Il se retourna. Comme toujours, il n'avait rien trouvé là un instant plus tôt, mais dès qu'il commençait à y penser, il la voyait.

La colline des morts.

Depuis la dernière fois, elle avait encore grossi, les cadavres ne cessant pas de s'empiler. La plupart de ses nouvelles victimes étaient peut être déjà mortes quand il les avait massacrées, ça ne changeait rien à ses yeux.

Il savait sur quelle voie il s'était engagé, il ne pouvait plus faire demi tour, sinon cette colline n'aurait plus aucun sens. Il savait que s'il continuait, cette colline grandirait encore et encore, jusqu'à devenir la plus sinistre des montagnes. Mais, s'il s'arrêtait là, ce ne serait pas une montagne de morts qui apparaîtrait, mais un continent entier. Peu importe les sacrifices, peu importe les morts, il se devait de continuer d'avancer.

Il se retourna à nouveau.

La plaine s'étendait à l'infini devant lui, la solitude régnant en ces lieux. Jusqu'à présent, il avait toujours été seul pour marcher dans ce monde. Continuer à le faire ne serait pas plus mal, à moins de voir ses compagnons rejoindre la masse mortuaire qui projetait son ombre sur lui, sans qu'il puisse jamais y échapper.

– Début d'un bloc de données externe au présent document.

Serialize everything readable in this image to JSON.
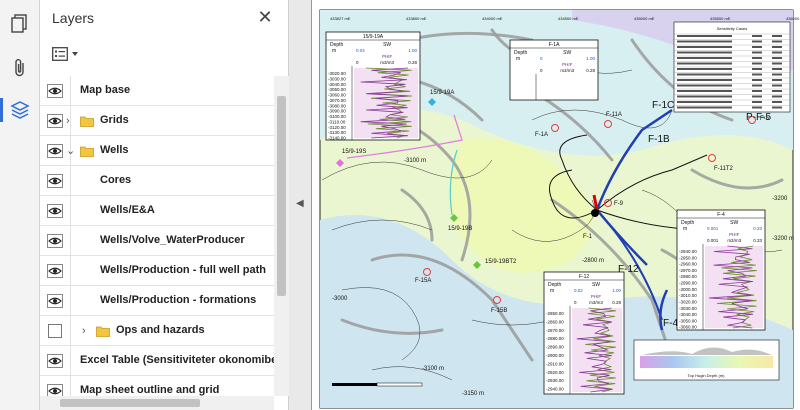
{
  "toolbar": {
    "icons": [
      "pages-icon",
      "attachments-icon",
      "layers-icon"
    ]
  },
  "panel": {
    "title": "Layers",
    "close_label": "✕"
  },
  "layers": [
    {
      "label": "Map base",
      "visible": true,
      "indent": 0,
      "folder": false
    },
    {
      "label": "Grids",
      "visible": true,
      "indent": 0,
      "folder": true,
      "expanded": false
    },
    {
      "label": "Wells",
      "visible": true,
      "indent": 0,
      "folder": true,
      "expanded": true
    },
    {
      "label": "Cores",
      "visible": true,
      "indent": 1,
      "folder": false
    },
    {
      "label": "Wells/E&A",
      "visible": true,
      "indent": 1,
      "folder": false
    },
    {
      "label": "Wells/Volve_WaterProducer",
      "visible": true,
      "indent": 1,
      "folder": false
    },
    {
      "label": "Wells/Production - full well path",
      "visible": true,
      "indent": 1,
      "folder": false
    },
    {
      "label": "Wells/Production - formations",
      "visible": true,
      "indent": 1,
      "folder": false
    },
    {
      "label": "Ops and hazards",
      "visible": false,
      "indent": 1,
      "folder": true,
      "expanded": false
    },
    {
      "label": "Excel Table (Sensitiviteter okonomiber",
      "visible": true,
      "indent": 0,
      "folder": false
    },
    {
      "label": "Map sheet outline and grid",
      "visible": true,
      "indent": 0,
      "folder": false
    }
  ],
  "map": {
    "top_coords": [
      "433827 mE",
      "433800 mE",
      "434000 mE",
      "434500 mE",
      "435000 mE",
      "435500 mE",
      "436000 mE"
    ],
    "wells": [
      "15/9-19A",
      "15/9-19S",
      "15/9-19B",
      "15/9-19BT2",
      "F-15A",
      "F-15B",
      "F-1A",
      "F-11A",
      "F-1C",
      "F-1B",
      "F-5",
      "P-F-5",
      "F-11T2",
      "F-12",
      "F-4",
      "F-9",
      "F-1"
    ],
    "contours": [
      "-3100 m",
      "-2800 m",
      "-3000",
      "-3100 m",
      "-3150 m",
      "-3200",
      "-3200 m"
    ],
    "log_panels": [
      {
        "title": "15/9-19A",
        "col1": "Depth",
        "col2": "SW",
        "unit1": "m",
        "range": [
          "0.04",
          "1.00"
        ],
        "sub": "PHIF",
        "sub_unit": "m3/m3",
        "sub_range": [
          "0",
          "0.28"
        ],
        "depths": [
          "-3020.00",
          "-3030.00",
          "-3040.00",
          "-3050.00",
          "-3060.00",
          "-3070.00",
          "-3080.00",
          "-3090.00",
          "-3100.00",
          "-3110.00",
          "-3120.00",
          "-3130.00",
          "-3140.00"
        ]
      },
      {
        "title": "F-1A",
        "col1": "Depth",
        "col2": "SW",
        "unit1": "m",
        "range": [
          "0",
          "1.00"
        ],
        "sub": "PHIF",
        "sub_unit": "m3/m3",
        "sub_range": [
          "0",
          "0.28"
        ],
        "depths": []
      },
      {
        "title": "F-4",
        "col1": "Depth",
        "col2": "SW",
        "unit1": "m",
        "range": [
          "0.001",
          "0.33"
        ],
        "sub": "PHIF",
        "sub_unit": "m3/m3",
        "sub_range": [
          "0.001",
          "0.33"
        ],
        "depths": [
          "-2940.00",
          "-2950.00",
          "-2960.00",
          "-2970.00",
          "-2980.00",
          "-2990.00",
          "-3000.00",
          "-3010.00",
          "-3020.00",
          "-3030.00",
          "-3040.00",
          "-3050.00",
          "-3060.00"
        ]
      },
      {
        "title": "F-12",
        "col1": "Depth",
        "col2": "SW",
        "unit1": "m",
        "range": [
          "0.02",
          "1.00"
        ],
        "sub": "PHIF",
        "sub_unit": "m3/m3",
        "sub_range": [
          "0",
          "0.28"
        ],
        "depths": [
          "-2850.00",
          "-2860.00",
          "-2870.00",
          "-2880.00",
          "-2890.00",
          "-2900.00",
          "-2910.00",
          "-2920.00",
          "-2930.00",
          "-2940.00"
        ]
      }
    ],
    "table_title": "Sensitivity Cases",
    "colorbar_label": "Top Hugin Depth (m)"
  }
}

Le monde trembla. Il n'y avait jamais de tremblements de terre ici, alors Dark fut totalement déstabilisé par ce qui se passait dans cet univers imaginaire.

Puis, plus rien.

***

C'était une matinée paisible. Les réparations du vaisseau étaient presque terminées. Cette nouvelle ravit l'équipage, impatient de reprendre sa route. Il fut décidé de convaincre leur passager de rester à bord, Zac insistant cependant que, s'il acceptait, il devrait leur fournir une preuve de sa bonne fois. Ce fut là que le groupe rencontra une certaine difficulté.

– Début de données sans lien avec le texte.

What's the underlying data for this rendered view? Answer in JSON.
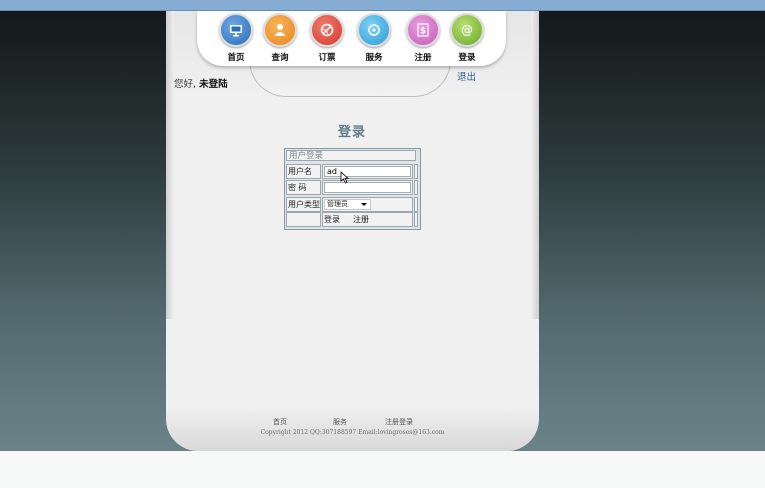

– Tu vas dormir encore longtemps ? hurla Zac en entrant de force dans la chambre de Dark. Trois jours que ça dure ! Tu as l'intention d'hiberner ou quoi ?

La marmotte entrouvrit un œil et se redressa. Il regarda autour de lui et constata qu'il n'était plus piégé dans le chaos de son inconscient. Puis il fixa Zac et son air furieux, et commença à envier l'endroit d'où il venait de sortir. Là bas, au moins, personne ne pouvait lui crier dessus.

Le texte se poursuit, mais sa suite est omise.